Este tipo de situações não passaram de casos isolados, como actos negligentes que terão sido gerados em contextos de extrema miséria ou em consequência de situações de desespero, estados de loucura ou irresponsabilidade dos condutores. Contudo, estes actos não terão passado despercebidos a uma sociedade atenta, sempre pronta a agir em favor dos mais carenciados. Essa intervenção poderia acontecer no momento do parto, ajudando as parturientes e expondo as crianças nas Rodas/Hospícios ou em locais onde pudessem ser recolhidas e tratadas.

Informações recolhidas em:

- PONTE, Teodoro Afonso (2004) - No limiar da honra e da pobreza - A infância desvalida e abandonada no Alto Minho (1698 - 1924). Tese de doutoramento; Universidade do Minho, Braga.

quinta-feira, 30 de agosto de 2012

Histórias da RODA de Melgaço - séc. XVIII e XIX (parte II)


“Como primeira responsável pelo acolhimento e tratamento das crianças expostas,o desempenho da rodeira não deixaria de se reflectir directamente no bom ou mau funcionamento da instituição, pelo que a sua escolha e nomeação deveria revestir-se de cuidados particulares, por parte das administrações municipais.

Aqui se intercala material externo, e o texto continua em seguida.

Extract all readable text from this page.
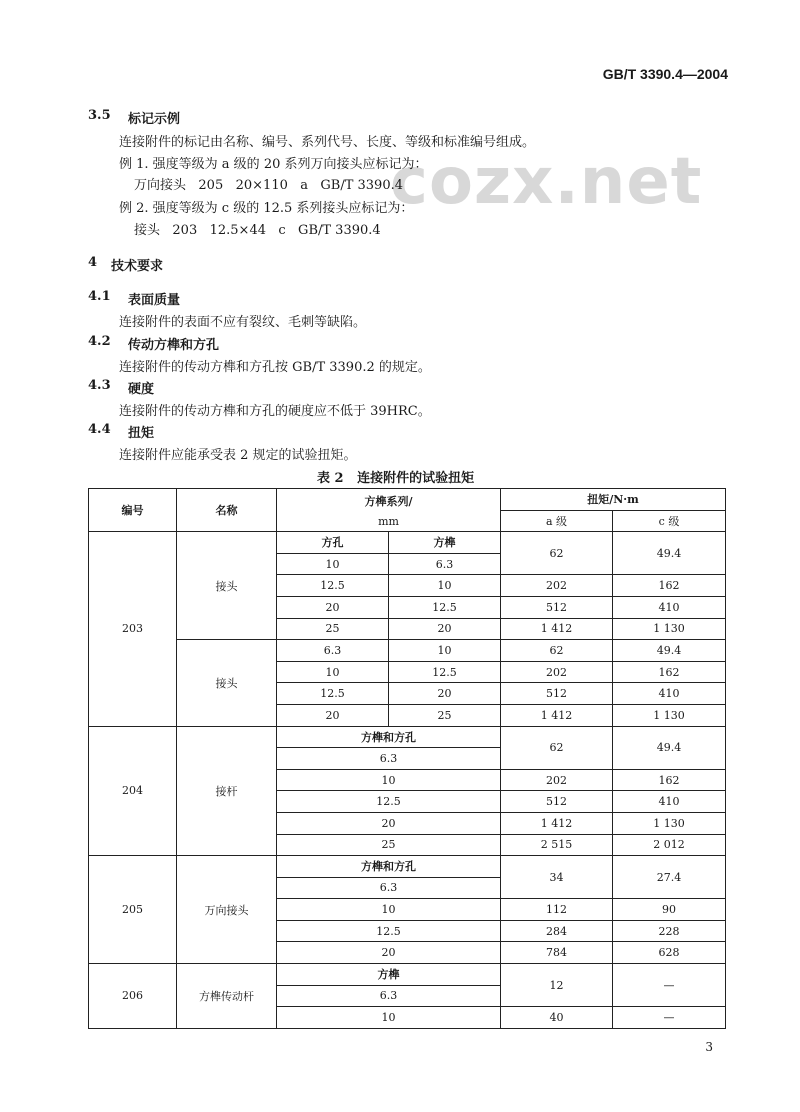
GB/T 3390.4—2004
cozx.net
3.5 标记示例
连接附件的标记由名称、编号、系列代号、长度、等级和标准编号组成。
例 1. 强度等级为 a 级的 20 系列万向接头应标记为：
万向接头   205   20×110   a   GB/T 3390.4
例 2. 强度等级为 c 级的 12.5 系列接头应标记为：
接头   203   12.5×44   c   GB/T 3390.4
4 技术要求
4.1 表面质量
连接附件的表面不应有裂纹、毛刺等缺陷。
4.2 传动方榫和方孔
连接附件的传动方榫和方孔按 GB/T 3390.2 的规定。
4.3 硬度
连接附件的传动方榫和方孔的硬度应不低于 39HRC。
4.4 扭矩
连接附件应能承受表 2 规定的试验扭矩。
表 2   连接附件的试验扭矩
编号	名称	方榫系列/
mm		扭矩/N·m	
				a 级	c 级
203	接头	方孔	方榫	62	49.4
		10	6.3		
		12.5	10	202	162
		20	12.5	512	410
		25	20	1 412	1 130
	接头	6.3	10	62	49.4
		10	12.5	202	162
		12.5	20	512	410
		20	25	1 412	1 130
204	接杆	方榫和方孔		62	49.4
		6.3			
		10		202	162
		12.5		512	410
		20		1 412	1 130
		25		2 515	2 012
205	万向接头	方榫和方孔		34	27.4
		6.3			
		10		112	90
		12.5		284	228
		20		784	628
206	方榫传动杆	方榫		12	—
		6.3			
		10		40	—
3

A rodeira deveria estar em condições de amamentar as crianças expostas. A isso mesmo obrigava uma resolução da câmara de Ponte de Lima, aprovada no dia 29 de Julho de 1778, segundo a qual, a partir dessa data, não poderia ser “ama dos enjeitados” senão mulher que tivesse leite e lhes pudesse dar de mamar, para se evitar, como muitas vezes acontecia, que não aparecesse logo ama que os levasse para criar. Foi o que se verificou com um menino que foi exposto no concelho de Melgaço e que «chegou de tal forma desfesado que parecia estar expirando ou próximo disso». Como não apareceu nenhuma ama que quisesse aceitar «este inocente, em atenção ao estado que vinha», a câmara obrigou a rodeira a ficar com ele, «por estar de parto recente». Contudo, o menino acabou por falecer dez dias depois.

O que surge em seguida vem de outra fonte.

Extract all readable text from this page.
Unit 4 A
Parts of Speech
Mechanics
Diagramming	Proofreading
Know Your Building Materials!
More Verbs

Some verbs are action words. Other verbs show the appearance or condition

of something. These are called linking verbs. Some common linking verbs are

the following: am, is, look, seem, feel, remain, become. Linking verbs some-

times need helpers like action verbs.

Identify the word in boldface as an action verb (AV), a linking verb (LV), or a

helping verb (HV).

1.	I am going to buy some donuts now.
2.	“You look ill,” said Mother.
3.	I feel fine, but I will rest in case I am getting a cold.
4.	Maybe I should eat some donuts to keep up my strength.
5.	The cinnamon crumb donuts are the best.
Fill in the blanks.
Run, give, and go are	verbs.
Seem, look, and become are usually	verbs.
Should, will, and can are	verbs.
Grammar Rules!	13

Uma situação idêntica foi vivida por dois meninos gémeos que foram expostos na freguesia de Penso, concelho de Melgaço, em 23 de Julho de 1878, acompanhados de um único bilhete, a pedir que pusessem à criança o nome de Gaspar Eduardo, provavelmente uma mensagem elaborada antes de se confirmar um parto duplo. O problema foi resolvido no momento do baptismo, com um deles a receber o nome solicitado de Gaspar Eduardo, enquanto o outro se passou a chamar Eduardo Gaspar.

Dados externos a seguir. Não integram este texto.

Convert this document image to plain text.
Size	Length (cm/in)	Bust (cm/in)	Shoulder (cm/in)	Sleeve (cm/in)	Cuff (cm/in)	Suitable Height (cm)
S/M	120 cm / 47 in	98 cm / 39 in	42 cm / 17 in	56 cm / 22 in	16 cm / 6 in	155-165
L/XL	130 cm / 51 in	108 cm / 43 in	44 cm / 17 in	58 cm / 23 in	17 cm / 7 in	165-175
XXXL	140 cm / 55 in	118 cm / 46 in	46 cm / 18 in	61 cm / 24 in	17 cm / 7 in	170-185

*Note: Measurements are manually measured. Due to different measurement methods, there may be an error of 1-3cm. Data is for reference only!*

Estes expostos eram prematuros e um deles estava quase moribundo, pelo que não apareceu nenhuma ama disposta a criá-los, ficando ao cuidado da ama do Hospício de Melgaço, tendo ambos falecido alguns dias depois.

Os primeiros regulamentos locais recomendavam que a rodeira deveria ser substituída, logo que deixasse de ter leite.”




Informações recolhidas em:

- PONTE, Teodoro Afonso (2004) - No limiar da honra e da pobreza - A infância desvalida e abandonada no Alto Minho (1698 - 1924). Tese de doutoramento; Universidade do Minho, Braga.